England found France in a state so strange it was quite surreal. The revolution-shocked nation had discarded his black robes long ago, evidently, and had since replaced them with all the pomp and glamour of a typical, modern-day incroyable, clothes boasting an array of colours so flashy it was quite mesmerising.

Yet the new clothes were not the cause for the island nation's concern. What concerned him most was France's face. Something of the old, monarchy-era sparkle had been lost, drowned forever in the never-fading blue of those eyes, and had been replaced by something that stared dully at England, squeezing his heart with nervousness at the lifelessness. His black wig was faded and moulting dreadfully across the crown; long sheaves of black hair often fell off, and were blown away and disintegrated by the wind.

France smiled wearily at him. As he did so, his wig blew off completely, revealing a head of corn-coloured hair.

England caught his breath and reached out a hand to steady his ally, half afraid the fragile-looking nation would collapse at the slightest touch. France's new gaze was so foreign to him he stumbled over the words. "Ol-old chap? Are you alright?" In his words he caught some hint of desperation, a need for things to be as they were, because nobody liked change in their friends. Least of all him.

France's left eye twitched, and England was treated to a hysterical, desperate flash of that grin. When he spoke, his words were a high-pitched keen. "Please sir, for me sir, won't you see if you see sir?"

"What?" England blinked.

France moved closer, and in that single movement he seemed almost threatening, those blue eyes still staring desperately into his, reaching inside his soul. "Oh dear." His hands went above his head to grope around where the wig once rested, while listless eyes turned to watch it as it floated away down the street. "I dread, I seem to have lost my head."

England couldn't help snorting. "What are you on about?"

France blinked confusedly as his hands. "I think I left it about…" he turned behind him to check the street. "It fell to the ground and I kicked it about." He turned back to look perplexedly at England. "Has anyone seen, no need to be mean, by bloody fat ugly head?" As he spoke, his face twisted into a savage grin, as he slowly pressed his white fingers to his temples.

His words were coming stronger now, filling the air with their nasal consonants, yet England couldn't have felt more like he was talking to a stranger.


France stood in the courtyard where Marie Antoinette had been, and whispered in the exact same spot in which she had been executed.

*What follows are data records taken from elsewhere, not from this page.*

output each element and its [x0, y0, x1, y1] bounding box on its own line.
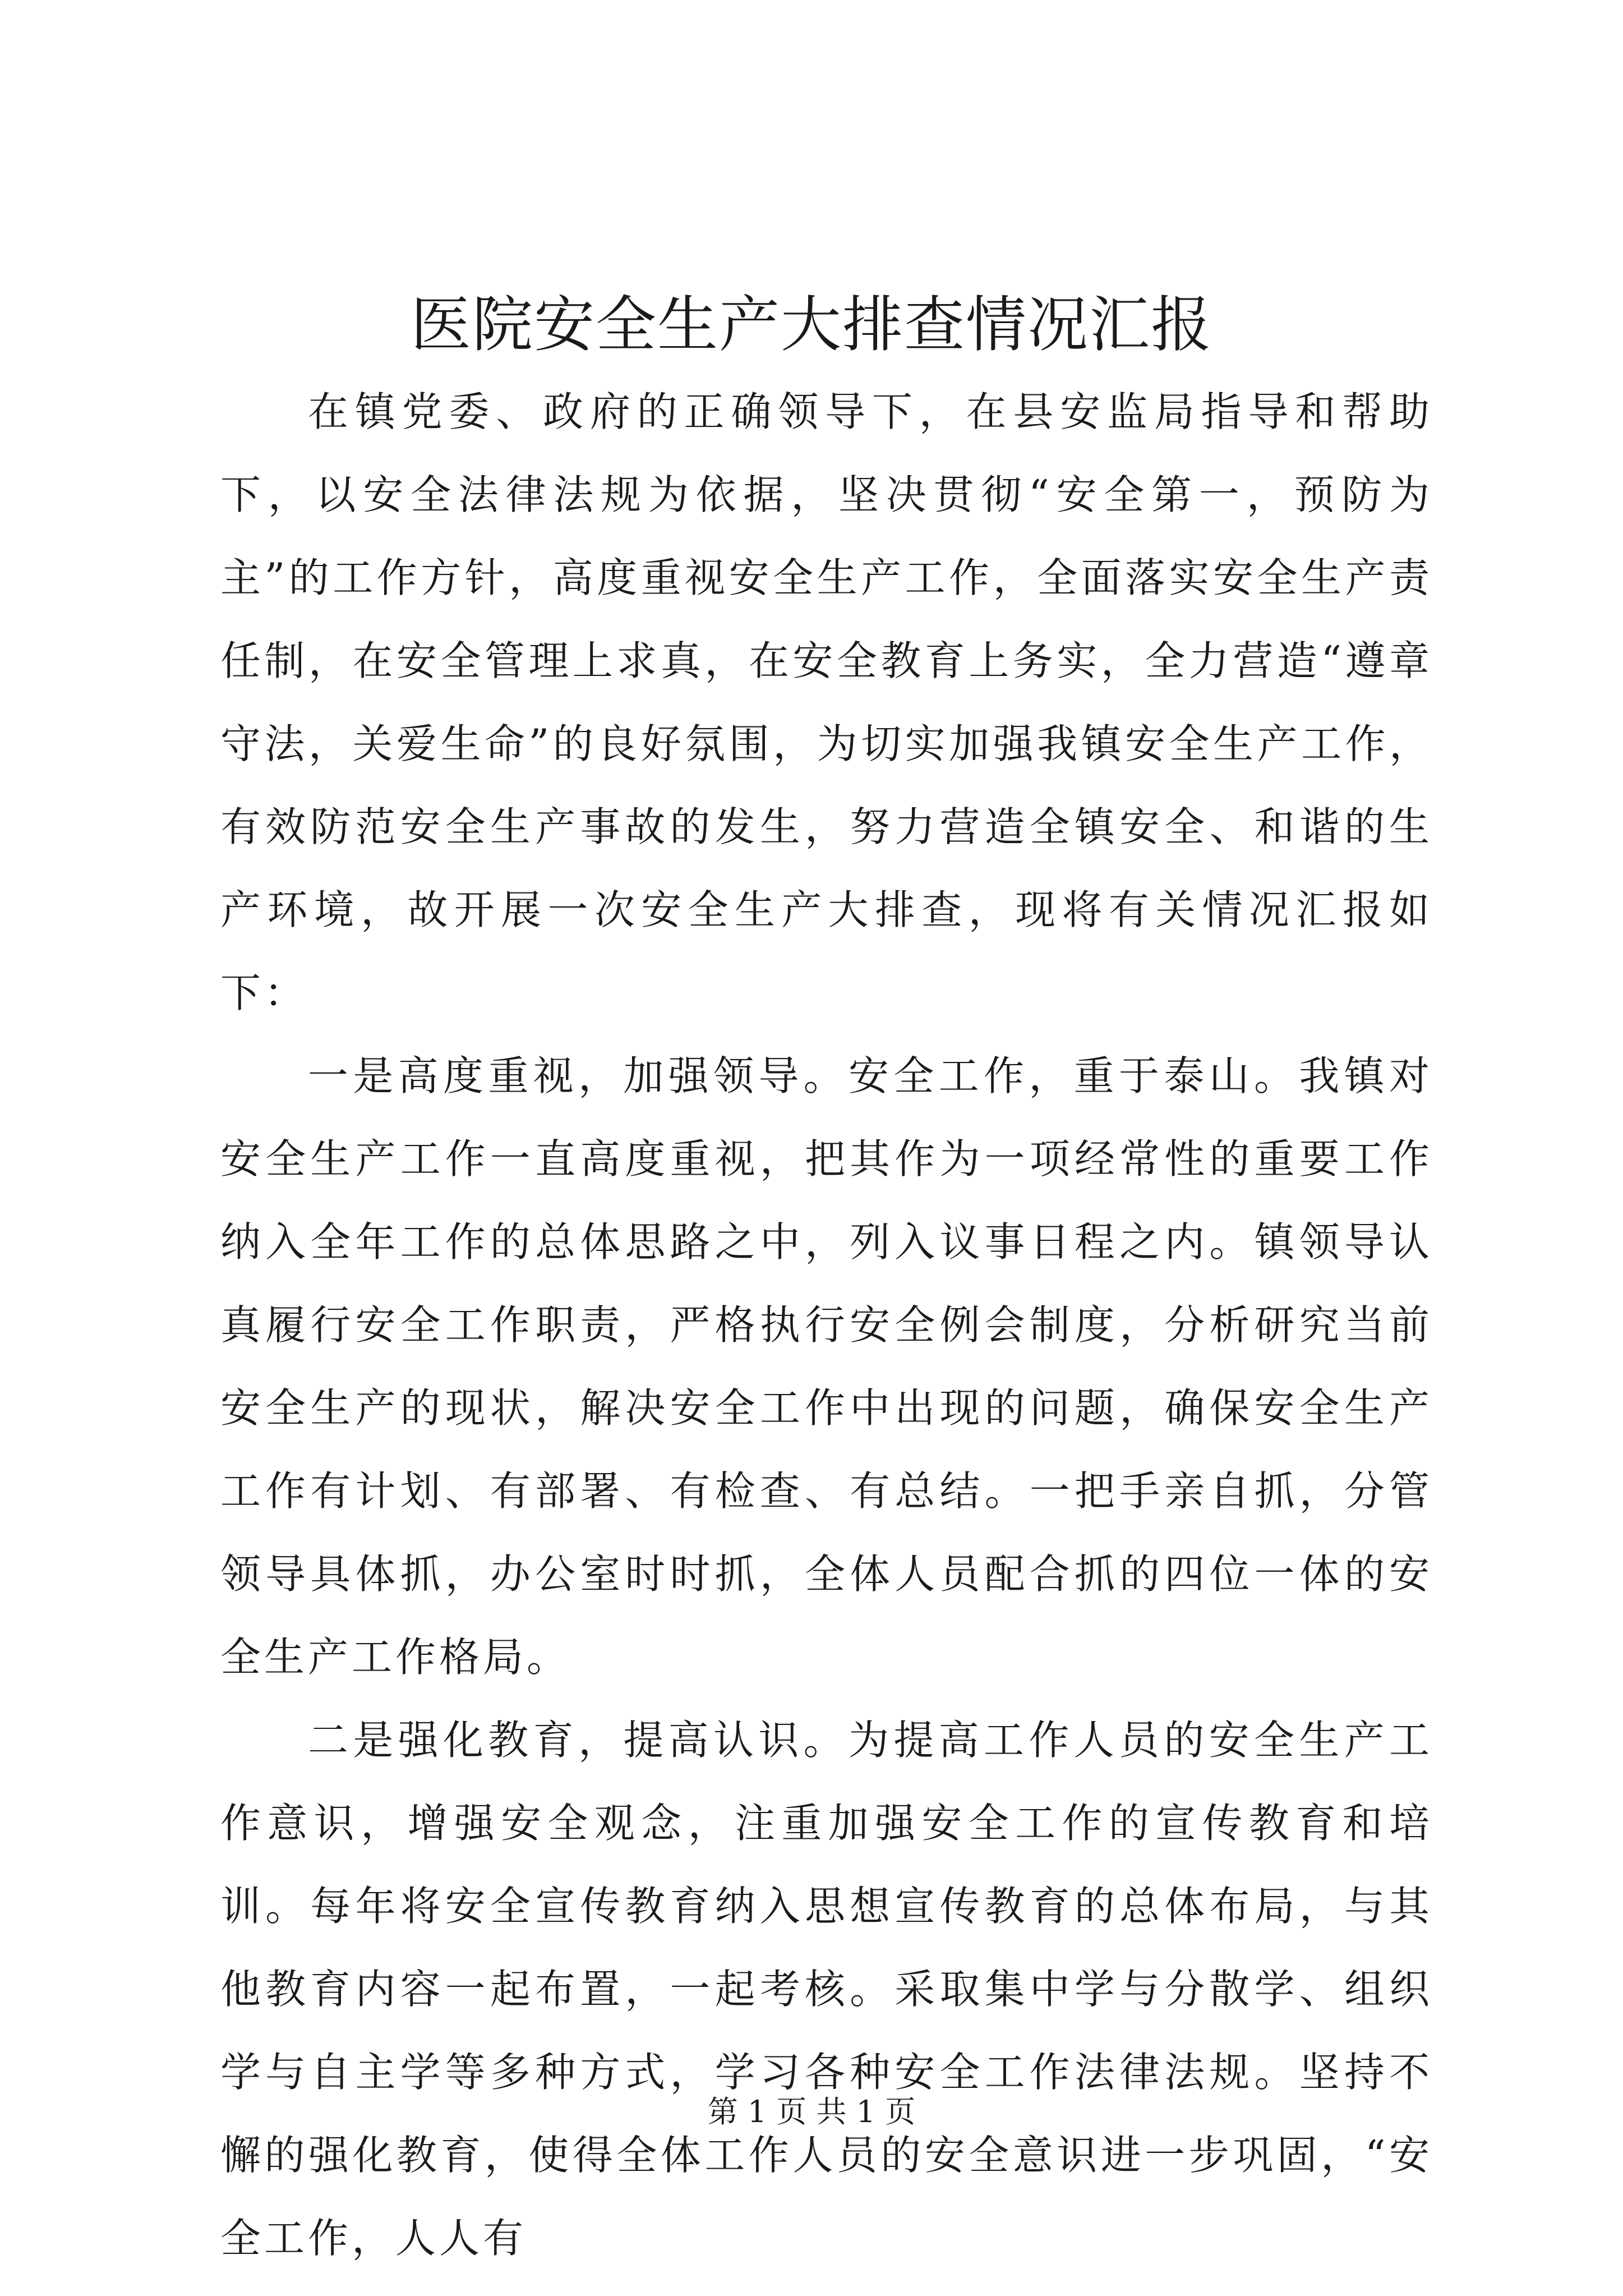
- page-footer: [0, 2092, 1623, 2132]
- document-body: [220, 370, 1433, 2280]
- document-title: 医院安全生产大排查情况汇报: [410, 290, 1212, 360]
- paragraph-leadership: 一是高度重视，加强领导。安全工作，重于泰山。我镇对安全生产工作一直高度重视，把其作为一项经常性的重要工作纳入全年工作的总体思路之中，列入议事日程之内。镇领导认真履行安全工作职责，严格执行安全例会制度，分析研究当前安全生产的现状，解决安全工作中出现的问题，确保安全生产工作有计划、有部署、有检查、有总结。一把手亲自抓，分管领导具体抓，办公室时时抓，全体人员配合抓的四位一体的安全生产工作格局。: [220, 1052, 1433, 1681]
- page-number-label: 第 1 页 共 1 页: [707, 2094, 916, 2129]
- paragraph-intro: 在镇党委、政府的正确领导下，在县安监局指导和帮助下，以安全法律法规为依据，坚决贯彻“安全第一，预防为主”的工作方针，高度重视安全生产工作，全面落实安全生产责任制，在安全管理上求真，在安全教育上务实，全力营造“遵章守法，关爱生命”的良好氛围，为切实加强我镇安全生产工作，有效防范安全生产事故的发生，努力营造全镇安全、和谐的生产环境，故开展一次安全生产大排查，现将有关情况汇报如下：: [220, 388, 1433, 1016]
- paragraph-education: 二是强化教育，提高认识。为提高工作人员的安全生产工作意识，增强安全观念，注重加强安全工作的宣传教育和培训。每年将安全宣传教育纳入思想宣传教育的总体布局，与其他教育内容一起布置，一起考核。采取集中学与分散学、组织学与自主学等多种方式，学习各种安全工作法律法规。坚持不懈的强化教育，使得全体工作人员的安全意识进一步巩固，“安全工作，人人有: [220, 1717, 1433, 2262]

"Please sis, for me sis, won't you see if you see, sis?" Passers-by were giving him odd looks, but he ignored them. He crouched down to press his gloves against the cobblestones, feeling their coldness through the fabric, and wondered how and why she had done it. He spoke softly to the cold air, voice coming in bursts of hot steam. "It's got black hair, and it's kicking about in the square. I'm really not totally sure, but I think that it might have rolled into the sewer."

The last chains of madness were being unlocked from France's mind and in his heart he knew the wig was a symbol of his vanquished monarchy.

"Has anyone seen, no need to be mean, my bloody fat ugly head…"

Somebody in a nearby house hung a French flag from the window, and France closed his eyes.